Using the definition of adding rational Cauchy sequences, the associativity law for adding rational Cauchy sequences, and the associativity law for adding rational numbers we get: \[\begin{array}{rcll} x+y=(x_n^\prime+y_n^\prime)_{n\in\mathbb N}+ I&=&(x_n+a_n)_{n\in\mathbb N}+(y_n+b_n)_{n\in\mathbb N}+ I&\text{because }x\text{ and }y\text{ are left cosets of }I\\ &=&((x_n+a_n)+(y_n+b_n))_{n\in\mathbb N}+ I&\text{by definition of adding rational Cauchy sequences}\\ &=&((x_n+a_n+y_n)+b_n)_{n\in\mathbb N}+ I&\text{by associativity of adding rational numbers}\\ &=&(x_n+a_n+y_n)_{n\in\mathbb N}+(b_n)_{n\in\mathbb N}+ I&\text{by definition of adding rational Cauchy sequences}\\ &=&(x_n+a_n+y_n)_{n\in\mathbb N}+I&\text{because }(b_n)_{n\in\mathbb N}\in I\\ &=&(x_n+(a_n+y_n))_{n\in\mathbb N}+I&\text{by associativity law for adding rational numbers}\\ \end{array}\] Note that, since \((M, + )\) is commutative, so is \((I, + )\). Thus, \(I\) is a normal subgroup of \(M\). Therefore, there for the rational sequence \((a_n)_{n\in\mathbb N}\in I\) convergent to \(0\) it holds that \((a_n+y_n)_{n\in\mathbb N}=(y_n+a_n)_{n\in\mathbb N}\). We can now continue our calculation by replacing \[\begin{array}{rcll} (x_n+(a_n+y_n))_{n\in\mathbb N}+I&=&(x_n+(y_n+a_n))_{n\in\mathbb N}+I&\text{because }I\text{ is a normal subgroup of }M\\ &=&((x_n+y_n)+a_n)_{n\in\mathbb N}+I&\text{by associativity law for adding rational numbers}\\ &=&(x_n+y_n)_{n\in\mathbb N}+(a_n)_{n\in\mathbb N}+I&\text{by definition of adding rational Cauchy sequences}\\ &=&(x_n+y_n)_{n\in\mathbb N}+I&\text{because }(a_n)_{n\in\mathbb N}\in I\\ \end{array}\]

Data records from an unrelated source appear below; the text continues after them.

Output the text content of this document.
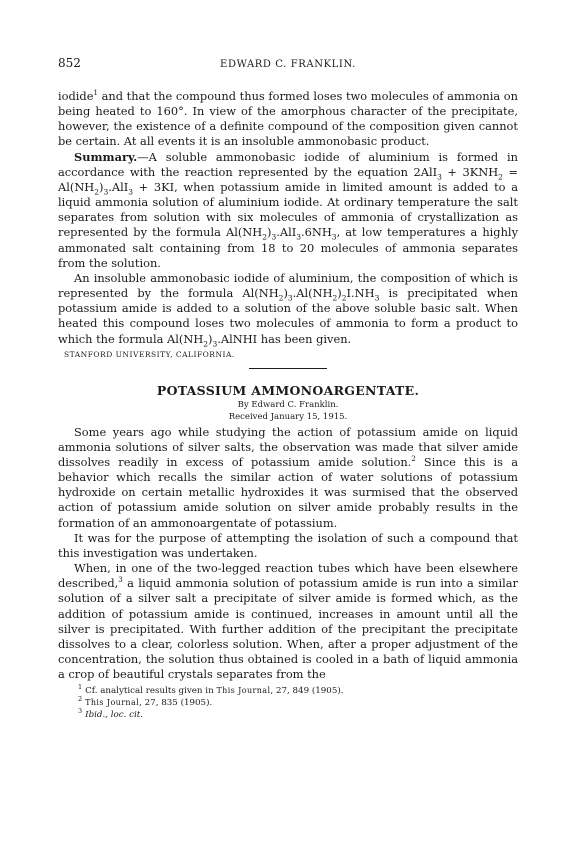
852	EDWARD C. FRANKLIN.

iodide$^1$ and that the compound thus formed loses two molecules of ammonia on being heated to 160°. In view of the amorphous character of the precipitate, however, the existence of a definite compound of the composition given cannot be certain. At all events it is an insoluble ammonobasic product.

Summary.—A soluble ammonobasic iodide of aluminium is formed in accordance with the reaction represented by the equation $2AlI_3 + 3KNH_2 = Al(NH_2)_3.AlI_3 + 3KI$, when potassium amide in limited amount is added to a liquid ammonia solution of aluminium iodide. At ordinary temperature the salt separates from solution with six molecules of ammonia of crystallization as represented by the formula $Al(NH_2)_3.AlI_3.6NH_3$, at low temperatures a highly ammonated salt containing from 18 to 20 molecules of ammonia separates from the solution.

An insoluble ammonobasic iodide of aluminium, the composition of which is represented by the formula $Al(NH_2)_3.Al(NH_2)_2I.NH_3$ is precipitated when potassium amide is added to a solution of the above soluble basic salt. When heated this compound loses two molecules of ammonia to form a product to which the formula $Al(NH_2)_3.AlNHI$ has been given.

STANFORD UNIVERSITY, CALIFORNIA.
POTASSIUM AMMONOARGENTATE.
By Edward C. Franklin.
Received January 15, 1915.

Some years ago while studying the action of potassium amide on liquid ammonia solutions of silver salts, the observation was made that silver amide dissolves readily in excess of potassium amide solution.$^2$ Since this is a behavior which recalls the similar action of water solutions of potassium hydroxide on certain metallic hydroxides it was surmised that the observed action of potassium amide solution on silver amide probably results in the formation of an ammonoargentate of potassium.

It was for the purpose of attempting the isolation of such a compound that this investigation was undertaken.

When, in one of the two-legged reaction tubes which have been elsewhere described,$^3$ a liquid ammonia solution of potassium amide is run into a similar solution of a silver salt a precipitate of silver amide is formed which, as the addition of potassium amide is continued, increases in amount until all the silver is precipitated. With further addition of the precipitant the precipitate dissolves to a clear, colorless solution. When, after a proper adjustment of the concentration, the solution thus obtained is cooled in a bath of liquid ammonia a crop of beautiful crystals separates from the

$^1$ Cf. analytical results given in This Journal, 27, 849 (1905).
$^2$ This Journal, 27, 835 (1905).
$^3$ Ibid., loc. cit.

This demonstrates that the addition of real numbers "\(+\)" is well-defined, since it does not depend on the particular choice of their representatives \((x_n)_{n\in\mathbb N},(y_n)_{n\in\mathbb N}\in M\) or \((x_n^\prime)_{n\in\mathbb N},(y_n^\prime)_{n\in\mathbb N}\in M\).